Uyuşmazlık, temel olarak davacı tapu malikleri ile davalı idare arasındaki kamulaştırmasız el atılan taşınmazın değerinin biçilmesi ve bedelinin tahsili hususundadır.

2. İlgili Hukuk

1. 6100 sayılı Kanun'un 369 uncu maddesinin birinci fıkrası ile 370 ve 371 inci maddeleri.

2. Yargıtay İçtihadı Birleştirme Büyük Genel Kurulunun, 16.05.1956 tarihli ve 1956/1 Esas, 1956/6 Karar sayılı kararının ilgili bölümü şöyledir: “... Usûlü dairesinde istimlak muamelesine tevessül edilmeksizin gayrimenkulü yola kalbedilen şahsın, esas itibarıyla, gayrimenkulünü yola kalbeden amme hükmi şahsiyeti aleyhine meni müdahale davası açmağa hakkı olduğuna, ancak dilerse bu fiili duruma razı olarak, mülkiyet hakkının amme hükmi şahsiyetine devrine karşılık gayrimenkulünün bedelinin tahsilini de dava edebileceğine ve isteyebileceği bedelin de mülkiyet hakkının devrine razı olduğu tarih olan dava tarihindeki bedel olduğuna 16.05.1956 tarihinde ilk toplantıda ittifakla karar verildi.”

3. Yargıtay İçtihadı Birleştirme Büyük Genel Kurulunun, 16.05.1956 tarihli ve 1954/1 Esas, 1956/7 Karar sayılı kararı ile “... Usûlü dairesinde istimlak muamelesine tevessül edilmeksizin gayrimenkulü yola kalbedilen şahsın, gayrimenkulünün bedelinin tahsiline ilişkin olarak, gayrimenkulünü yola kalbeden hükmü şahsiyeti aleyhine açacağı bedel davasında müruruzamanın mevzuubahis olamayacağına ve bu itibarla da, hadisede Borçlar Kanunu'nun 66. maddesinin tatbik kabiliyeti bulunmadığına ...” karar verilmiştir.

3. Değerlendirme

1. Bölge adliye mahkemelerinin nihai kararlarının bozulması 6100 sayılı Kanun'un 371 inci maddesinde yer alan sebeplerden birinin varlığı hâlinde mümkündür.

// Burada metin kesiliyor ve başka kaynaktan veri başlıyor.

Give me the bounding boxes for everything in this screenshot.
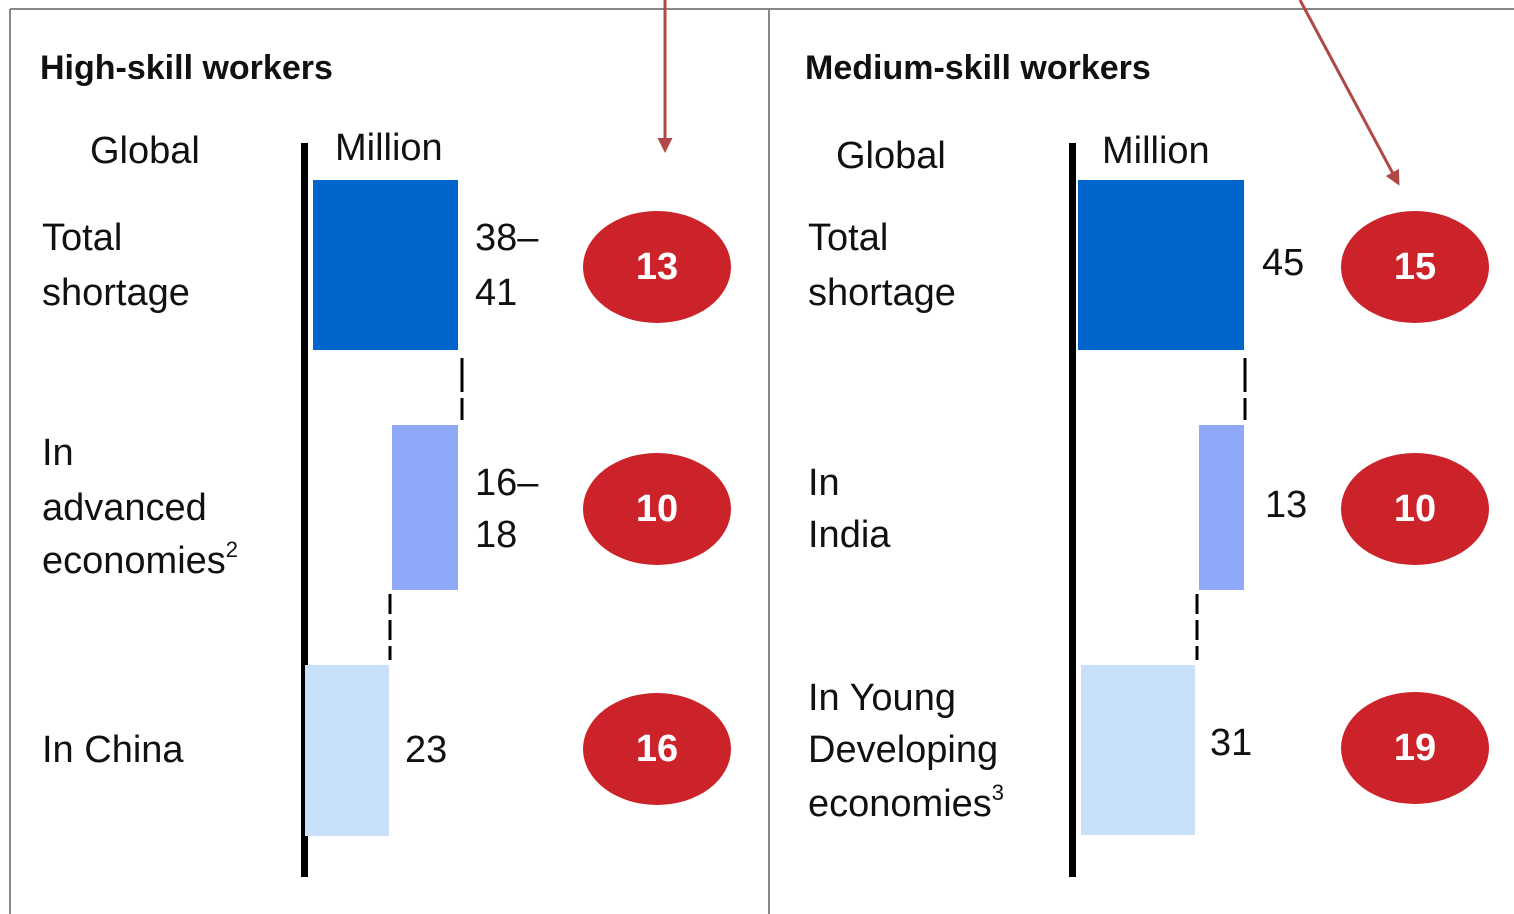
badge-value: 19: [1394, 727, 1436, 769]
badge: [583, 211, 731, 323]
badge: [1341, 453, 1489, 565]
row-label: economies2: [42, 537, 238, 582]
badge-value: 15: [1394, 246, 1436, 288]
bar: [313, 180, 458, 350]
bar: [1081, 665, 1195, 835]
value: 45: [1262, 242, 1304, 284]
row-label: In: [42, 432, 74, 474]
value: 18: [475, 514, 517, 556]
frame: [9, 8, 1514, 914]
bar: [1078, 180, 1244, 350]
row-label: Total: [808, 217, 888, 259]
row-label: advanced: [42, 487, 207, 529]
row-label-line: economies: [42, 540, 226, 582]
bar: [1199, 425, 1244, 590]
row-label: Developing: [808, 729, 998, 771]
row-label: shortage: [42, 272, 190, 314]
panel-title: Medium-skill workers: [805, 49, 1151, 87]
row-label: economies3: [808, 780, 1004, 825]
badge-value: 13: [636, 246, 678, 288]
axis: [1069, 143, 1076, 877]
value: 13: [1265, 484, 1307, 526]
badge-value: 10: [636, 488, 678, 530]
panel: High-skill workers Global Million Total …: [40, 49, 731, 877]
value: 41: [475, 272, 517, 314]
panel: Medium-skill workers Global Million Tota…: [805, 49, 1489, 877]
footnote-mark: 3: [992, 780, 1004, 805]
row-label: India: [808, 514, 891, 556]
bar: [305, 665, 389, 836]
row-label: Total: [42, 217, 122, 259]
arrow: [1298, 0, 1400, 186]
row-label: In: [808, 462, 840, 504]
axis: [301, 143, 308, 877]
scope: Global: [90, 130, 200, 172]
panel-title: High-skill workers: [40, 49, 333, 87]
value: 31: [1210, 722, 1252, 764]
value: 23: [405, 729, 447, 771]
value: 16–: [475, 462, 539, 504]
badge-value: 10: [1394, 488, 1436, 530]
row-label: In Young: [808, 677, 956, 719]
unit: Million: [1102, 130, 1210, 172]
footnote-mark: 2: [226, 537, 238, 562]
row-label-line: economies: [808, 783, 992, 825]
row-label: shortage: [808, 272, 956, 314]
scope: Global: [836, 135, 946, 177]
badge: [1341, 692, 1489, 804]
unit: Million: [335, 127, 443, 169]
badge: [583, 453, 731, 565]
badge: [1341, 211, 1489, 323]
value: 38–: [475, 217, 539, 259]
badge: [583, 693, 731, 805]
bar: [392, 425, 458, 590]
row-label: In China: [42, 729, 184, 771]
badge-value: 16: [636, 728, 678, 770]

2. Arazi niteliğindeki İzmir ili, Çiğli ilçesi, ... Mahallesi ... parsel sayılı taşınmaza net geliri esas alınarak değer biçilmesi ve alınan rapor uyarınca bedelinin davalı idareden tahsiline karar verilmesi doğru olduğu gibi, ecrimisil bedeli yönünden karar tarihi itibari ile kesinlik sınırının altında kaldığı gerekçesiyle istinaf dilekçesinin reddine karar verilmesi yerindedir.

3. Temyizen incelenen karar, tarafların karşılıklı iddia ve savunmalarına, dayandıkları belgelere, uyuşmazlığa uygulanması gereken hukuk kuralları ile hukuki ilişkinin nitelendirilmesine, dava şartlarına, yargılama ve ispat kuralları ile kararda belirtilen gerekçelere göre usul ve kanuna uygun olup, temyiz dilekçesinde ileri sürülen nedenler kararın bozulmasını gerektirecek nitelikte görülmemiştir.

VI. KARAR

Açıklanan sebeple;

Davalı idare vekilinin yerinde görülmeyen tüm temyiz itirazlarının reddiyle usul ve kanuna uygun Bölge Adliye Mahkemesi kararının 6100 sayılı Kanun'un 370 inci maddesinin birinci fıkrası uyarınca ONANMASINA,

Aşağıda yazılı kalan harcın davalı idareden alınmasına,

Dosyanın İlk Derece Mahkemesine, kararın bir örneğinin Bölge Adliye Mahkemesine gönderilmesine,

28.09.2023 tarihinde oy birliğiyle karar verildi.